LOOFBOUROW, FREDERICK CHARLES

By Doris F. Salmon
Born in Atlantic, Cass County, Iowa, on 8 February 1874, Frederick Charles Loofbourow was educated in the public schools of Iowa. He moved with his parents to Utah in 1889 and graduated from the Ogden Military Academy in 1892. He received a law degree from the University of California at Berkeley in 1896 and was admitted to practice law in California, Utah, and the Supreme Court of the United States. He commenced his law practice in Salt Lake City in 1896. He married Maude Huntington Reed on 31 October 1901 and was the father of two sons. His wife died in 1930.

Loofbourow served as district attorney of the Third Judicial District of Utah from 1905 to 1911, and as district judge from 1911 to 1916, after which he resumed the practice of law. He was elected as a Republican to fill the vacancy caused by the death of Representative Elmer O. Leatherwood, and on the same day was elected to serve in his own right as representative to Congress. He served in the United States House of Representatives from 1930 to early 1933. An unsuccessful candidate for reelection in 1932, he resumed the practice of law in Salt Lake City.
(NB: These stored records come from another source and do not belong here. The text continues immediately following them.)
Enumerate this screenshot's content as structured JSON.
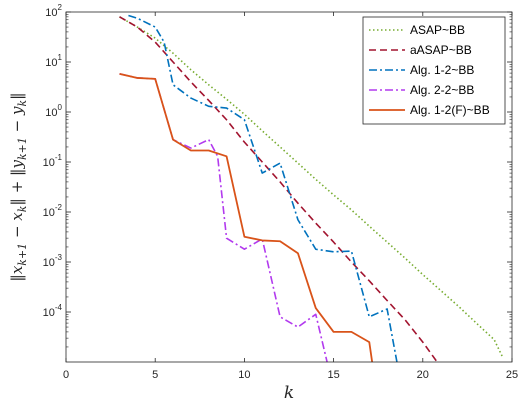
{
  "chart_data": {
    "type": "line",
    "xlabel": "k",
    "ylabel": "‖x_{k+1} − x_k‖ + ‖y_{k+1} − y_k‖",
    "y_scale": "log",
    "xlim": [
      0,
      25
    ],
    "ylim": [
      1e-05,
      100
    ],
    "grid": false,
    "legend_position": "top-right",
    "x_ticks": [
      0,
      5,
      10,
      15,
      20,
      25
    ],
    "y_ticks": [
      {
        "value": 100,
        "base": "10",
        "exp": "2"
      },
      {
        "value": 10,
        "base": "10",
        "exp": "1"
      },
      {
        "value": 1,
        "base": "10",
        "exp": "0"
      },
      {
        "value": 0.1,
        "base": "10",
        "exp": "-1"
      },
      {
        "value": 0.01,
        "base": "10",
        "exp": "-2"
      },
      {
        "value": 0.001,
        "base": "10",
        "exp": "-3"
      },
      {
        "value": 0.0001,
        "base": "10",
        "exp": "-4"
      }
    ],
    "series": [
      {
        "name": "ASAP~BB",
        "color": "#77AC30",
        "dash": "dotted",
        "x": [
          3,
          4,
          5,
          6,
          7,
          8,
          9,
          10,
          11,
          12,
          13,
          14,
          15,
          16,
          17,
          18,
          19,
          20,
          21,
          22,
          23,
          24,
          24.5
        ],
        "y": [
          80,
          50,
          30,
          15,
          7,
          3.5,
          1.8,
          0.9,
          0.42,
          0.2,
          0.095,
          0.045,
          0.022,
          0.011,
          0.0052,
          0.0025,
          0.0012,
          0.00056,
          0.00027,
          0.00013,
          6e-05,
          2.8e-05,
          1.2e-05
        ]
      },
      {
        "name": "aASAP~BB",
        "color": "#A2142F",
        "dash": "dashed",
        "x": [
          3,
          4,
          5,
          6,
          7,
          8,
          9,
          10,
          11,
          12,
          13,
          14,
          15,
          16,
          17,
          18,
          19,
          20,
          21
        ],
        "y": [
          80,
          50,
          25,
          10,
          4,
          1.7,
          0.7,
          0.25,
          0.1,
          0.04,
          0.015,
          0.006,
          0.0025,
          0.001,
          0.00042,
          0.00017,
          7e-05,
          2.5e-05,
          8e-06
        ]
      },
      {
        "name": "Alg. 1-2~BB",
        "color": "#0072BD",
        "dash": "dashdot",
        "x": [
          3.5,
          4,
          5,
          5.5,
          6,
          7,
          8,
          9,
          10,
          11,
          12,
          13,
          14,
          15,
          16,
          17,
          18,
          18.6
        ],
        "y": [
          85,
          75,
          50,
          25,
          3.5,
          1.9,
          1.3,
          1.2,
          0.7,
          0.06,
          0.095,
          0.007,
          0.0018,
          0.0016,
          0.00165,
          8e-05,
          0.000115,
          8e-06
        ]
      },
      {
        "name": "Alg. 2-2~BB",
        "color": "#B23AEE",
        "dash": "dashdot",
        "x": [
          3,
          4,
          5,
          6,
          7,
          8,
          8.5,
          9,
          10,
          11,
          12,
          13,
          14,
          14.7
        ],
        "y": [
          5.8,
          4.8,
          4.6,
          0.28,
          0.19,
          0.28,
          0.13,
          0.003,
          0.0018,
          0.0029,
          8e-05,
          5e-05,
          9e-05,
          8e-06
        ]
      },
      {
        "name": "Alg. 1-2(F)~BB",
        "color": "#D95319",
        "dash": "solid",
        "x": [
          3,
          4,
          5,
          6,
          7,
          8,
          9,
          10,
          11,
          12,
          13,
          14,
          15,
          16,
          17,
          17.2
        ],
        "y": [
          5.8,
          4.8,
          4.6,
          0.28,
          0.17,
          0.17,
          0.13,
          0.0032,
          0.0027,
          0.0026,
          0.0015,
          0.00012,
          4e-05,
          4e-05,
          2.5e-05,
          8e-06
        ]
      }
    ]
  }
}
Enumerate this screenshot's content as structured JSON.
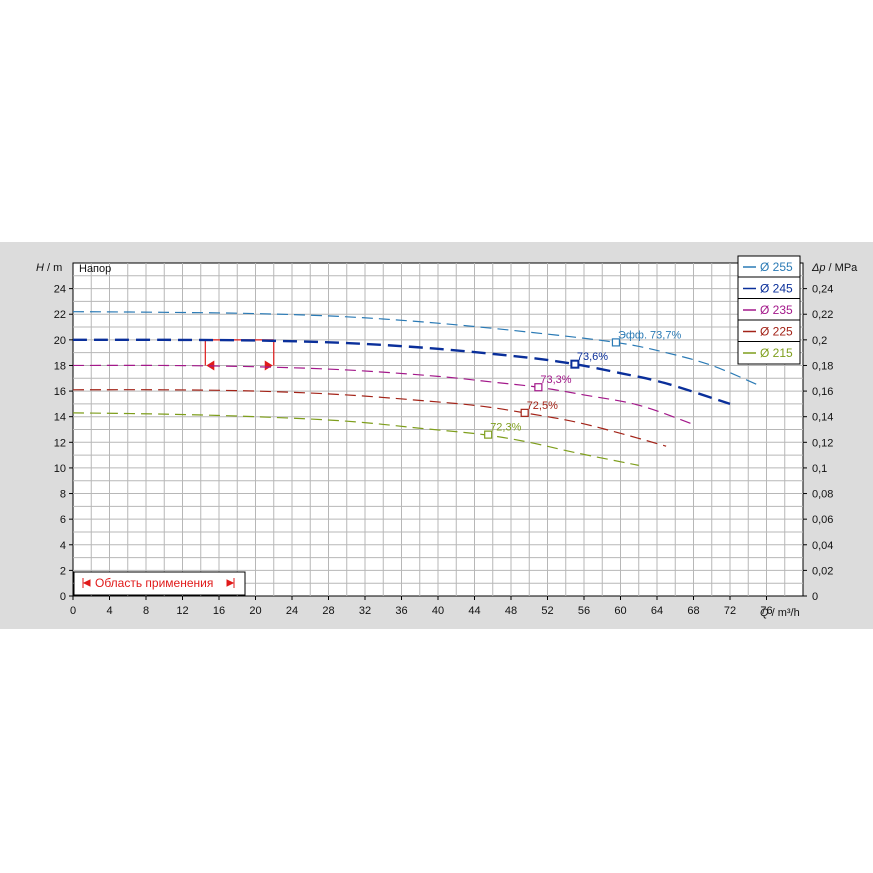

He was a member of the Salt Lake Board of Education from 1932 to 1939 and was also very active in the Children's Service Society. He was a member of Masonic Wasatch Lodge No. 1, and was a 33rd-degree honorary Mason. He was also a member of the El Kalsh Temple of the Shrine. After retiring from law practice, he frequently gave lectures on the Gutenberg Bible and demonstrated letterpress printing with movable type. He died in Salt Lake City on 8 July 1949. He remains were cremated and the ashes scattered.